We map our world by categorizing its contents and its happenings – putting together diverse particulars into a single category – and relating the categories they create. One of the basic things language does is allow us to label categories, making it easier for them to figure in our shared social life, to help guide us as we make our way in the world. Gender categories like those labeled by man and woman, girl and boy play a prominent role in the social practices that sustain a gender order in which male/female is seen as a sharp dichotomy separating two fundamentally different kinds of human beings and in which gender categorization is viewed as always relevant.
Gender categories do not simply posit difference: they support hierarchy and inequality.

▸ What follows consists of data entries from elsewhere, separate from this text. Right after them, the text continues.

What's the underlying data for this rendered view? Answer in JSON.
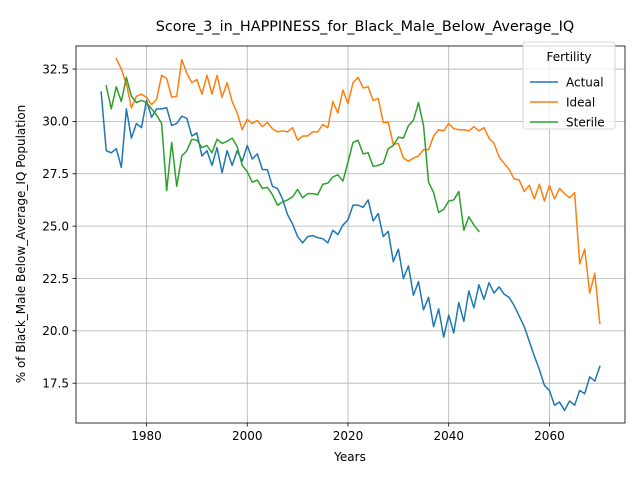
{
  "chart_data": {
    "type": "line",
    "title": "Score_3_in_HAPPINESS_for_Black_Male_Below_Average_IQ",
    "xlabel": "Years",
    "ylabel": "% of Black_Male Below_Average_IQ Population",
    "xlim": [
      1966,
      2075
    ],
    "ylim": [
      15.6,
      33.6
    ],
    "xticks": [
      1980,
      2000,
      2020,
      2040,
      2060
    ],
    "yticks": [
      17.5,
      20.0,
      22.5,
      25.0,
      27.5,
      30.0,
      32.5
    ],
    "xtick_labels": [
      "1980",
      "2000",
      "2020",
      "2040",
      "2060"
    ],
    "ytick_labels": [
      "17.5",
      "20.0",
      "22.5",
      "25.0",
      "27.5",
      "30.0",
      "32.5"
    ],
    "grid": true,
    "legend": {
      "title": "Fertility",
      "placement": "top-right"
    },
    "series": [
      {
        "name": "Actual",
        "color": "#1f77b4",
        "x_start": 1971,
        "values": [
          31.4,
          28.6,
          28.5,
          28.7,
          27.8,
          30.6,
          29.2,
          29.9,
          29.7,
          31.0,
          30.2,
          30.6,
          30.6,
          30.65,
          29.8,
          29.9,
          30.25,
          30.15,
          29.3,
          29.45,
          28.35,
          28.6,
          27.9,
          28.75,
          27.55,
          28.6,
          27.9,
          28.6,
          28.1,
          28.85,
          28.2,
          28.45,
          27.7,
          27.7,
          26.9,
          26.8,
          26.3,
          25.55,
          25.1,
          24.5,
          24.2,
          24.5,
          24.55,
          24.45,
          24.4,
          24.2,
          24.8,
          24.6,
          25.05,
          25.3,
          26.0,
          26.0,
          25.9,
          26.25,
          25.25,
          25.6,
          24.5,
          24.75,
          23.3,
          23.9,
          22.5,
          23.1,
          21.7,
          22.35,
          21.0,
          21.6,
          20.2,
          21.05,
          19.7,
          20.75,
          19.9,
          21.35,
          20.45,
          21.9,
          21.1,
          22.2,
          21.5,
          22.3,
          21.8,
          22.1,
          21.75,
          21.6,
          21.2,
          20.7,
          20.2,
          19.5,
          18.8,
          18.15,
          17.4,
          17.15,
          16.45,
          16.6,
          16.2,
          16.65,
          16.45,
          17.15,
          17.0,
          17.8,
          17.6,
          18.3
        ]
      },
      {
        "name": "Ideal",
        "color": "#ff7f0e",
        "x_start": 1974,
        "values": [
          33.0,
          32.5,
          31.8,
          30.65,
          31.2,
          31.3,
          31.15,
          30.8,
          31.05,
          32.2,
          32.05,
          31.15,
          31.2,
          32.95,
          32.3,
          31.85,
          32.0,
          31.3,
          32.2,
          31.3,
          32.2,
          31.15,
          31.85,
          30.95,
          30.4,
          29.6,
          30.1,
          29.9,
          30.05,
          29.75,
          29.95,
          29.65,
          29.5,
          29.55,
          29.5,
          29.7,
          29.1,
          29.3,
          29.3,
          29.5,
          29.5,
          29.85,
          29.7,
          30.95,
          30.4,
          31.5,
          30.85,
          31.85,
          32.1,
          31.6,
          31.65,
          31.0,
          31.1,
          29.95,
          29.95,
          28.9,
          28.95,
          28.25,
          28.1,
          28.25,
          28.35,
          28.65,
          28.65,
          29.3,
          29.6,
          29.55,
          29.9,
          29.65,
          29.6,
          29.6,
          29.55,
          29.75,
          29.55,
          29.7,
          29.2,
          28.95,
          28.3,
          28.0,
          27.7,
          27.25,
          27.2,
          26.65,
          26.95,
          26.3,
          27.0,
          26.2,
          26.95,
          26.3,
          26.8,
          26.55,
          26.35,
          26.6,
          23.2,
          23.9,
          21.8,
          22.75,
          20.35
        ]
      },
      {
        "name": "Sterile",
        "color": "#2ca02c",
        "x_start": 1972,
        "values": [
          31.7,
          30.6,
          31.65,
          30.95,
          32.1,
          31.2,
          30.9,
          31.0,
          30.9,
          30.6,
          30.3,
          29.9,
          26.7,
          29.0,
          26.9,
          28.35,
          28.6,
          29.15,
          29.1,
          28.75,
          28.85,
          28.5,
          29.15,
          28.95,
          29.05,
          29.2,
          28.8,
          27.9,
          27.6,
          27.1,
          27.2,
          26.8,
          26.85,
          26.5,
          26.0,
          26.15,
          26.25,
          26.4,
          26.75,
          26.35,
          26.55,
          26.55,
          26.5,
          27.0,
          27.05,
          27.35,
          27.45,
          27.15,
          28.05,
          29.0,
          29.1,
          28.45,
          28.5,
          27.85,
          27.9,
          28.0,
          28.7,
          28.85,
          29.25,
          29.2,
          29.8,
          30.05,
          30.9,
          29.8,
          27.1,
          26.6,
          25.65,
          25.8,
          26.2,
          26.25,
          26.65,
          24.8,
          25.45,
          25.05,
          24.75
        ]
      }
    ]
  }
}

We have practices, both linguistic and non-linguistic, that tend to conflate the gender-specific category labeled man with the generic category of human being, for which English also sometimes uses the same label, as in book titles like Man and his place in nature. We also have labeling and other categorizing practices that tend to derogate women as women and to either overlook or disparage gender and sexual minorities. And both men and women are mapped onto a variety of other socially important categories, many of which interact significantly with gender. Gender also interacts with just which parts of the terrain get mapped, which categories get noticed, elaborated, and labeled. This chapter explores some of the complex ways in which categorizing and labeling – along with controversy over categories and their labels – enter into gender practice.